Subject: Re: Dump command crashes machine
To: None <port-pmax@netbsd.org>
From: Jamie Scuglia <jamie@cs.monash.edu.au>
List: port-pmax
Date: 12/02/1999 10:02:28
"Aaron J. Grier" <agrier@poofy.goof.com> writes:

> On Mon, Nov 22, 1999 at 05:06:12PM +1100, Jamie Scuglia wrote:
> 
> => The /var/log/messages file has an error like this when we manage to
> => crash the machine:
> =>  
> => Nov 22 16:20:21 savecore: reboot after panic: panic("Mem error interrupt");

> Sounds like bad or loose memory...  I had some in my /240 that didn't
> normally give me any problems, but as soon as I tickled it hard enough
> (by compiling the world or doing some other memory-intensive process,)
> my machine would reboot with the same error you're seeing.  If you can scroll
> back in your logs, you'll likely see messages like "CPU memory read ECC
> error at 0x04403c98" which will tell you which module needs to be
> wiggled or removed.  (The output of 'cnfg 3' from the PROM prompt is
> helpful here.)

The funny thing is that it's not just happening on one machine we have,
but many.  I thought it would be too much of a co-incidence to think
that all these machines have bad memory somewhere.  All worked fine
under Ultrix and were subjected to much heavier load.

Anyway, re-seating the memory cards didn't help.  On some systems,
we immediately get a segmentation fault when running "dump".  After
rebooting the machine, it behaves better, but then still crashes
the machine later for certain largish filesystem dumps.  It's almost
like the "dump" command is responsible for this.

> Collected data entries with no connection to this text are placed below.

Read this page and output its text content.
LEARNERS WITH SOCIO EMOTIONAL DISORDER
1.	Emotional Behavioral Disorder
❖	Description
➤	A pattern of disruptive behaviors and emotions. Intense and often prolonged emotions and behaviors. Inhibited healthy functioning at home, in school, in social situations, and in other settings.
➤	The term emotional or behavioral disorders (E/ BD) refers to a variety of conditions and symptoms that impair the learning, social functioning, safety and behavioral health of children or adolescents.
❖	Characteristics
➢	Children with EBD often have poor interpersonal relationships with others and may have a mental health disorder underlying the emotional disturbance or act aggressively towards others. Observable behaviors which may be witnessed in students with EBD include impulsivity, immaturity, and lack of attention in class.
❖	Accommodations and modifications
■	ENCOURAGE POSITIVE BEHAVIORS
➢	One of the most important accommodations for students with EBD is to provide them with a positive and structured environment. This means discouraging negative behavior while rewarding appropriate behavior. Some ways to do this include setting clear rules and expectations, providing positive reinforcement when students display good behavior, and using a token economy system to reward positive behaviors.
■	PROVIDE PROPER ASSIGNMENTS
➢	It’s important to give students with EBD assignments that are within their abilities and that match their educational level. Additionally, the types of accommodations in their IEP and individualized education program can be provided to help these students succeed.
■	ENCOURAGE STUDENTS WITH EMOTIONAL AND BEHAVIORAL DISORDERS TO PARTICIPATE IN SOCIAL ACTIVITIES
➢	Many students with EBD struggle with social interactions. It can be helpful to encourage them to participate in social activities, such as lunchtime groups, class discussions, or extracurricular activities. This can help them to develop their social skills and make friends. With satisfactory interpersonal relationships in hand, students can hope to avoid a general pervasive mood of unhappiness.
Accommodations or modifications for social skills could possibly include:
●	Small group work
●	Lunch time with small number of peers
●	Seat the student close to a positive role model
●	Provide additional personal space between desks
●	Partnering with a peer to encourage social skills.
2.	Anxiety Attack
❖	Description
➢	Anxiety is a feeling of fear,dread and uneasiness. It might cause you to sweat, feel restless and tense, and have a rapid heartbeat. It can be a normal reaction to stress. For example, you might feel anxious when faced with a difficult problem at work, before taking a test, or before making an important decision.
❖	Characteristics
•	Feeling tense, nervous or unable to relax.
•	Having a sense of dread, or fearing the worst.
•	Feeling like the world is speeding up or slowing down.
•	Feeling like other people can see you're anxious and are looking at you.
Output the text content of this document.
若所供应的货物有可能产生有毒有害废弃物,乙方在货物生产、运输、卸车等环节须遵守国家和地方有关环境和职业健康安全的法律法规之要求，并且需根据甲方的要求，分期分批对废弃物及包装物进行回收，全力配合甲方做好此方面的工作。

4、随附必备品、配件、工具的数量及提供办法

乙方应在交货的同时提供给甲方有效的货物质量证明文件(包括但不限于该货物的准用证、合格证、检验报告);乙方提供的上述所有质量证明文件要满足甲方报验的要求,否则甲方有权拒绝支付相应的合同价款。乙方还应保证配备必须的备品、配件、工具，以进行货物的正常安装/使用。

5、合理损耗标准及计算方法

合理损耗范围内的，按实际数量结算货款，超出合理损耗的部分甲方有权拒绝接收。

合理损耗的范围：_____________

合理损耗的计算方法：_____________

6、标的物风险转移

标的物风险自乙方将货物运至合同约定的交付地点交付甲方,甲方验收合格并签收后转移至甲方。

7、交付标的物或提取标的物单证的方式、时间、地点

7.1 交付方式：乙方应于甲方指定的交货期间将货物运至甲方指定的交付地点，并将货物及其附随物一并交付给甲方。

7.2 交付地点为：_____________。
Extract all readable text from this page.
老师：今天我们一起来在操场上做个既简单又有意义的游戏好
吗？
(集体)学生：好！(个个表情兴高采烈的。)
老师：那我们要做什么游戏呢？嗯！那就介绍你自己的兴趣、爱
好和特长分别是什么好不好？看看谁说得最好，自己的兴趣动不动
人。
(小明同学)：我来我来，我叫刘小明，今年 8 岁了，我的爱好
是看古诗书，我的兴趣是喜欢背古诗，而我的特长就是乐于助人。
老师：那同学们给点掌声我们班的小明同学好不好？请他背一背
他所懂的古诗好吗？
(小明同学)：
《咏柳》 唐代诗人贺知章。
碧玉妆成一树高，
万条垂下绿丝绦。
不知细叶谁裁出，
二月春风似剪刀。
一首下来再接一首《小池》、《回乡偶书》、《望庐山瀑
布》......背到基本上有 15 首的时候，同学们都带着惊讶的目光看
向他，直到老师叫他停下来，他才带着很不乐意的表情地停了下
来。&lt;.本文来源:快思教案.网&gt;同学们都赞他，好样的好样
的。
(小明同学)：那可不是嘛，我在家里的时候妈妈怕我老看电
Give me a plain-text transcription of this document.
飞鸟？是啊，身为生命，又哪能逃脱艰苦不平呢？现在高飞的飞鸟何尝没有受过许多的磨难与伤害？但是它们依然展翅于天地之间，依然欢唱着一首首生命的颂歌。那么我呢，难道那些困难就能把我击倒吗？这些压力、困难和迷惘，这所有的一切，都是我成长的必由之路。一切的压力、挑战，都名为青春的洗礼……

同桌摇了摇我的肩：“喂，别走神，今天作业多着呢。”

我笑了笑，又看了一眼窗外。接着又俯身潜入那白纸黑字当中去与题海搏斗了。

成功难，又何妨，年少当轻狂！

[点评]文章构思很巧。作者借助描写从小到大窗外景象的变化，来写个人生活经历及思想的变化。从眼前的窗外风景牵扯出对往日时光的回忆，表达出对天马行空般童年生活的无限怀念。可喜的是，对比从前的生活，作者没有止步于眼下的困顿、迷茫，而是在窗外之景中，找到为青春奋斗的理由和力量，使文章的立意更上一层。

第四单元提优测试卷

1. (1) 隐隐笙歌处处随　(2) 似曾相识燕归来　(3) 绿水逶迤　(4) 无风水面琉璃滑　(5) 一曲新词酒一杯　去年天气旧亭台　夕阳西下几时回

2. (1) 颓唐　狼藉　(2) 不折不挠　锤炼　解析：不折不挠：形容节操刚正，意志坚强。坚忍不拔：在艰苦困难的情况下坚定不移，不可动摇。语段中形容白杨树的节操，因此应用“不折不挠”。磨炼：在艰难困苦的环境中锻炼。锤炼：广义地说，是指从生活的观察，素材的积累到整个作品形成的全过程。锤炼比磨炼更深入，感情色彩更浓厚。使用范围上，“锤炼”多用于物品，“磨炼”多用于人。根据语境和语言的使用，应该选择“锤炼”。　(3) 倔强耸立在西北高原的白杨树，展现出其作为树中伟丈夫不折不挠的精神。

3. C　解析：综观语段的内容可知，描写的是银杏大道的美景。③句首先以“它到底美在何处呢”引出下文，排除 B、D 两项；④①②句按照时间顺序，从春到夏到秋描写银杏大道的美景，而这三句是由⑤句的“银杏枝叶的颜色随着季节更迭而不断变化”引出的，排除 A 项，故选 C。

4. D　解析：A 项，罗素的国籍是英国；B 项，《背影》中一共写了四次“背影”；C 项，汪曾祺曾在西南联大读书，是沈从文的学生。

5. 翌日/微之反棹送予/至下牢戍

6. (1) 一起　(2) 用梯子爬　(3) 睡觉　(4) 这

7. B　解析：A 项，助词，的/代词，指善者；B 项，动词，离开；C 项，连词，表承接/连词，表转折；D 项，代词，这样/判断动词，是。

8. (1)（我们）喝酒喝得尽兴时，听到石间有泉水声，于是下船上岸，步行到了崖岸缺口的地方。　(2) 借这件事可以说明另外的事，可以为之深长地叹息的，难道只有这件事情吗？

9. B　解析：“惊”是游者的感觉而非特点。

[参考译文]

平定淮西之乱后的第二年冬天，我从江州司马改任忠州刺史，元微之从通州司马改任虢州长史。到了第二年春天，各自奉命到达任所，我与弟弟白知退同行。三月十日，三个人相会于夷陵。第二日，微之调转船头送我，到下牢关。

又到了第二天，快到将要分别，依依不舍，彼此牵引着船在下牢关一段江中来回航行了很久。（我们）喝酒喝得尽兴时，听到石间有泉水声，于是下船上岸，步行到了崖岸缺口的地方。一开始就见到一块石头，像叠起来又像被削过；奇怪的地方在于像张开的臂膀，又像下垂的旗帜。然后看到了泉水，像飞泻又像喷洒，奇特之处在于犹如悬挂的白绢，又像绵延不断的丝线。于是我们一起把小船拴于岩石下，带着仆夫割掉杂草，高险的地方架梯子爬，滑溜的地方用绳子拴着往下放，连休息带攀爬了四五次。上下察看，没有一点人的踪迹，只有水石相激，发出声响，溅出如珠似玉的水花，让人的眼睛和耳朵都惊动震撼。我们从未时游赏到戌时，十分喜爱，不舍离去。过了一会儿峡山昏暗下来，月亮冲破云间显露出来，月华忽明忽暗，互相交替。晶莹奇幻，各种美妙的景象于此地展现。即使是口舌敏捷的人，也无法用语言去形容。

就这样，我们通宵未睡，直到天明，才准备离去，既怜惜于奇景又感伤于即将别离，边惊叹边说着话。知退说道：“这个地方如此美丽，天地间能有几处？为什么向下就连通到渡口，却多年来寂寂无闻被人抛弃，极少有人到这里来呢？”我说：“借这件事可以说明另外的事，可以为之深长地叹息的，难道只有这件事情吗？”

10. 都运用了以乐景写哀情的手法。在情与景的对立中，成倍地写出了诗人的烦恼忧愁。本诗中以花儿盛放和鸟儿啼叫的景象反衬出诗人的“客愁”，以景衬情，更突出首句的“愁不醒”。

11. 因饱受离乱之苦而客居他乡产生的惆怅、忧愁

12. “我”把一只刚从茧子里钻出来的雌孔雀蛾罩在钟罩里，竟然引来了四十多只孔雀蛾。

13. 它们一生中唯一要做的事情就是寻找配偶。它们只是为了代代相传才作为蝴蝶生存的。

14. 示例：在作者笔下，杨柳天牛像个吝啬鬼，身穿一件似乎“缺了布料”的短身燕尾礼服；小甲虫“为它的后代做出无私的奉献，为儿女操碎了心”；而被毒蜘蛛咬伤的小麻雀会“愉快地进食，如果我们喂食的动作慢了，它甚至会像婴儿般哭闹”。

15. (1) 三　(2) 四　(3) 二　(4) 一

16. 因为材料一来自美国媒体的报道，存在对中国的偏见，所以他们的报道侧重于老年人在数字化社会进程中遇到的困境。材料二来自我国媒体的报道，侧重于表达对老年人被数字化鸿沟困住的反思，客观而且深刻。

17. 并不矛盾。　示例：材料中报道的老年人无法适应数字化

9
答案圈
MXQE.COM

We get many different errors like these few:

	trap: address error (store) in kernel mode
	panic: utlbmod: invalid segmap

	trap: TBL miss (load or instr-fetch) in kernel mode

	CPU memory read timeout error at 0x027361bc
	panic: panic("Mem error interrupt");

We've used "tar" to tar up a partition that has one Gb of data with
no problems.

Is anyone using "dump" to backup their machines?  Or what are people
using?

- Jamie.